Pieter Timmermans

Transparence fiscale: ‘Les entreprises belges pourront-elles garder la tête hors de l’eau ?’

Pieter Timmermans Administrateur délégué de la FEB

À la demande du G20, l’OCDE a élaboré une réforme fiscale internationale, baptisée BEPS (Base Erosion and Profit Shifting). Son principal objectif est de créer une transparence fiscale et de veiller à ce que les entreprises paient leur ‘part équitable’ d’impôts des sociétés. Les recommandations de l’OCDE, qui sont transposées en règles contraignantes par l’Europe, auront un impact important sur nos entreprises. Pourront-elles garder la tête hors de l’eau face à l’imminente vague BEPS ?

L’OCDE a lancé son programme d’action visant à lutter contre l’érosion de la base d’imposition et le transfert artificiel de bénéfices. Ce n’est qu’ainsi que des impôts pourront être effectivement payés là où les activités sont exercées et les bénéfices sont réalisés. La Fédération des entreprises de Belgique (FEB) est bien entendu absolument favorable à une application correcte des règles et à une concurrence fiscale saine entre les États membres.

Toutefois, pour les entreprises belges qui opèrent dans une petite économie ouverte et qui misent fortement sur les exportations, il revêt une importance cruciale que tous les pays de l’OCDE mettent ces recommandations en oeuvre correctement.
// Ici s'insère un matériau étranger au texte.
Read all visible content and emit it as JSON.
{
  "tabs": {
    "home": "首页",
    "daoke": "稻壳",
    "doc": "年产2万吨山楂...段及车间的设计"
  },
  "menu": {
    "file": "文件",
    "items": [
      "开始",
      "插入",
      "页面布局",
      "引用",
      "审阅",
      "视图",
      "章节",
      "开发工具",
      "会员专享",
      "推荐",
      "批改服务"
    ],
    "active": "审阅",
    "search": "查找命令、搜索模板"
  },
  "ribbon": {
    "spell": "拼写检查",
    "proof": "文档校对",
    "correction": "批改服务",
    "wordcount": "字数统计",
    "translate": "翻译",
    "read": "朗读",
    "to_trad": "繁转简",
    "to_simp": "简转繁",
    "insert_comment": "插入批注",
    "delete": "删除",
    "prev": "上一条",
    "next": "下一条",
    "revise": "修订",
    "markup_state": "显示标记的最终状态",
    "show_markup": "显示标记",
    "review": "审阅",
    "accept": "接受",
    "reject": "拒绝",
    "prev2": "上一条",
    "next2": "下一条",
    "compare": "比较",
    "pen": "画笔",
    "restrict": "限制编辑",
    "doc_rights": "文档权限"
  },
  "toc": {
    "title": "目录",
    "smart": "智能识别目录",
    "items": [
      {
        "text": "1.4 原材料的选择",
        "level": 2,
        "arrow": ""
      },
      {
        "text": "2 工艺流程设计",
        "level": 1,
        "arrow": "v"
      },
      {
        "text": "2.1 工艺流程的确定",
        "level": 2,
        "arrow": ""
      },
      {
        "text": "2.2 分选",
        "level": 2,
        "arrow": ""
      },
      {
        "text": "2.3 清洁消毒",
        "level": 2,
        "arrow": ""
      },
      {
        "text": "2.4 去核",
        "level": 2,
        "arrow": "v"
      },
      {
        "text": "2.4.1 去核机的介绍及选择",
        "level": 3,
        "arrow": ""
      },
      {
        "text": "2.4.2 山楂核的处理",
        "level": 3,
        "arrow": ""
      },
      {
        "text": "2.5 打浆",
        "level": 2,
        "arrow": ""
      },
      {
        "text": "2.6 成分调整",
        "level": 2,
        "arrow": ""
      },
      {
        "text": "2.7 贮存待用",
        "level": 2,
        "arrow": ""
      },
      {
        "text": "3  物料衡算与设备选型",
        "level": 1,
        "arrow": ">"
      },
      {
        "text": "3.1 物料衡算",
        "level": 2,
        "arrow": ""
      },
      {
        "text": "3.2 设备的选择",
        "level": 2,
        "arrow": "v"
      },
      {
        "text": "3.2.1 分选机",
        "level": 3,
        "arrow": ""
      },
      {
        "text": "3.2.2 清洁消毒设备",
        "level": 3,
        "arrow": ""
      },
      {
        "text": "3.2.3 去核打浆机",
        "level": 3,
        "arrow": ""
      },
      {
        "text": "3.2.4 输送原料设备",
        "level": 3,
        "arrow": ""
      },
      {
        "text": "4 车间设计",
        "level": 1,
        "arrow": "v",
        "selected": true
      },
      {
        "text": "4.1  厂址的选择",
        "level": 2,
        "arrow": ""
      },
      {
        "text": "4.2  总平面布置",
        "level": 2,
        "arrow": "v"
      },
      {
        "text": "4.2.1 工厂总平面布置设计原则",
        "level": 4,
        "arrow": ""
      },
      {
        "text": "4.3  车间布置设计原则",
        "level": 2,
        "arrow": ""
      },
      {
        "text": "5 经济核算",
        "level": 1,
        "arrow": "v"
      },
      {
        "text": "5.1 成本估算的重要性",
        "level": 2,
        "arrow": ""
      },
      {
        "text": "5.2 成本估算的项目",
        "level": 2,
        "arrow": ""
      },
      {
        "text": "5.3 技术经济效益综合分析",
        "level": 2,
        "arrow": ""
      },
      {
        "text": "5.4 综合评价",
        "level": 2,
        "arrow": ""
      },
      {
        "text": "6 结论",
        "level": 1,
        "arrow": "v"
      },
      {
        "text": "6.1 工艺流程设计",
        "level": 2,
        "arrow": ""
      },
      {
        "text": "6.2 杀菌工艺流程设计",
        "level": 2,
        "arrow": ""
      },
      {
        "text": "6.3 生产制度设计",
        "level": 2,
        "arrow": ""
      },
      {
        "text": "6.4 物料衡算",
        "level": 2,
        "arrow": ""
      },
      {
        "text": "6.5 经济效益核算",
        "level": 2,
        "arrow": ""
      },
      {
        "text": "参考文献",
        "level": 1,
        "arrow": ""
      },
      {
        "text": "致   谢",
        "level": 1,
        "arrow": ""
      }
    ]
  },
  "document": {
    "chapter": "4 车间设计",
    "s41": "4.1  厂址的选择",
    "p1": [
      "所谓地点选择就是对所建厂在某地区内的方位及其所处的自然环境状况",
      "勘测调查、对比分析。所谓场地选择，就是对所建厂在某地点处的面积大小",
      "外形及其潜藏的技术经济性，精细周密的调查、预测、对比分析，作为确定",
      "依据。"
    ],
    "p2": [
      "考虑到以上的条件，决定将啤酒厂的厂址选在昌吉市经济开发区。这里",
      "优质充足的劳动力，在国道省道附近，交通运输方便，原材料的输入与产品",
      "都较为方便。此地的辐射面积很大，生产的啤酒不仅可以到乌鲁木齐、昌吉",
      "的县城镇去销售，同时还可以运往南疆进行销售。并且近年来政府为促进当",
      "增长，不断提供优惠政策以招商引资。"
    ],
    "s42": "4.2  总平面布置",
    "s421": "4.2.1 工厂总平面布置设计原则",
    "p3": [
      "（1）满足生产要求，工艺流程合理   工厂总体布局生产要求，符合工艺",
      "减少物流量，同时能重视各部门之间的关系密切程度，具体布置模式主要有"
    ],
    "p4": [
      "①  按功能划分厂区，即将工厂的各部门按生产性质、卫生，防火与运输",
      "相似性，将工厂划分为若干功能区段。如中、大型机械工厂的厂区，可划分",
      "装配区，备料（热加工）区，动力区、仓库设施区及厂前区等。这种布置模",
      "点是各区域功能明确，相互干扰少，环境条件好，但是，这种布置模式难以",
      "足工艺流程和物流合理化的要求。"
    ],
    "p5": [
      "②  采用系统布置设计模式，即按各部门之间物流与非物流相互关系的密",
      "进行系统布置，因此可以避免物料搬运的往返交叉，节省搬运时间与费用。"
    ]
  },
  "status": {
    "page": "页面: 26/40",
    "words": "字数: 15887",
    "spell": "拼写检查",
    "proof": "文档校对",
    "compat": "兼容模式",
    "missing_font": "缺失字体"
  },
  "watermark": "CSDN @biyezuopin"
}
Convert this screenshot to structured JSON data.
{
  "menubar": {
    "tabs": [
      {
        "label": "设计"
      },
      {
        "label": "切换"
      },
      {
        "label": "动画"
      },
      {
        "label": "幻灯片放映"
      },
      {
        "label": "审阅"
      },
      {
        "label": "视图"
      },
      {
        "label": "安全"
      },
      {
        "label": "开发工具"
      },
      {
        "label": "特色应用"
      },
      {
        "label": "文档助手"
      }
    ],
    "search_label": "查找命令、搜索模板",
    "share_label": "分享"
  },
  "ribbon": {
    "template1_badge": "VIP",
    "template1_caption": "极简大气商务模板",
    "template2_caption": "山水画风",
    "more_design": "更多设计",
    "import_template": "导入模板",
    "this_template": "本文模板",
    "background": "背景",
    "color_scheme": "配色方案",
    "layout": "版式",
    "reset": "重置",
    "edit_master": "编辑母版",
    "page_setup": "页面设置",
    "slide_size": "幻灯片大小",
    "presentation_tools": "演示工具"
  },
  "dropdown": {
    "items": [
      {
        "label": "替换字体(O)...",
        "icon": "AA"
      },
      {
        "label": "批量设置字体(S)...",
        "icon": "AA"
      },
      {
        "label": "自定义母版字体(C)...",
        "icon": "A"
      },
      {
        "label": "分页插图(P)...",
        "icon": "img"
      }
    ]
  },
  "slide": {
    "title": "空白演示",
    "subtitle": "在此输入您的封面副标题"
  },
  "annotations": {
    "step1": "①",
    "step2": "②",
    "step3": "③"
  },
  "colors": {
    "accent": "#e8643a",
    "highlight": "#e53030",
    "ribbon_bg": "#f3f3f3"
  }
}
Pourquoi ? Parce qu’elles ont un effet sur la position concurrentielle belge, notre pression fiscale et notre transparence fiscale.

Les entreprises belges pourront-elles garder la tête hors de l’eau ?

Premièrement, alors que l’OCDE ne formule que des recommandations politiques, l’Europe entend élaborer une réglementation contraignante. Il existe dès lors un risque que les entreprises européennes soient soumises à des règles plus lourdes en matière de transparence et d’obligations fiscales que leurs consoeurs américaines, chinoises ou autres. Ceci infligerait par conséquent un nouveau coup dur à la position concurrentielle de la Belgique.

Les recommandations de l’OCDE entendent en outre engendrer un degré plus élevé de transparence, mais les entreprises belges sont déjà très transparentes (‘BEPS-compliant’ dans le jargon). Par exemple, la Belgique a déjà mis en oeuvre les règles relatives aux prix de transfert. Celles-ci font en sorte que toutes les opérations entre sociétés liées s’effectuent à des prix conformes au marché. Nul besoin dès lors d’imposer des obligations supplémentaires superflues quant à leur documentation. Nous devons veiller à ce que les règles BEPS ne soient pas utilisées pour imposer encore davantage d’obligations aux entreprises, même si nous reconnaissons tous que les entreprises doivent pouvoir justifier leur politique fiscale à l’égard des autorités fiscales.

Troisièmement, le risque qu’un même bénéfice fasse l’objet d’une double imposition va augmenter. Grâce au reporting obligatoire, les administrations fiscales pourront parfaitement voir où les multinationales sont actives, combien d’impôts elles versent et où elles le font. Alors que dans le passé, toute la législation servait à éviter la double imposition, on risque maintenant d’assister à l’inverse. Chaque pays va penser que la partie de la base imposable qu’il reçoit des grandes entreprises est trop petite et va donc réclamer sa part. En tant qu’organisation patronale, nous ne pouvons l’accepter. Nous suivrons dès lors cet aspect de très près.

Enfin, ces règles ont un certain impact sur les entreprises qui ont mis un point d’honneur à respecter leurs obligations fiscales. En effet, il existe un risque que les plans d’action BEPS conduisent à un accroissement de la pression fiscale. L’OCDE a calculé que l’opération BEPS va rapporter entre 100 et 240 milliards, ce qui signifierait que le taux d’imposition moyen des entreprises belges, qui exercent des activités à l’international, pourrait augmenter de 2 à 3 points de pour cent. Ceci n’implique donc pas l’effondrement de notre système fiscal, mais nous contraint de réfléchir à notre fiscalité des entreprises et en particulier à notre impôt des sociétés.

Alors que le projet BEPS comporte surtout des défis à court terme, il est important de tenir également compte du long terme. Si les autorités veulent se profiler en tant que pays fiscalement attractif, elles devront viser une baisse de l’impôt des sociétés pour assurer la compétitivité de leur pays. Le programme BEPS a dès lors beaucoup en commun avec le climat : tout le monde doit participer pour arriver à des règles acceptables au niveau international. Si tel n’est pas le cas, nous risquons de boire la tasse. Nous espérons, pour nos entreprises, que nous ne connaîtrons pas pareille extrémité.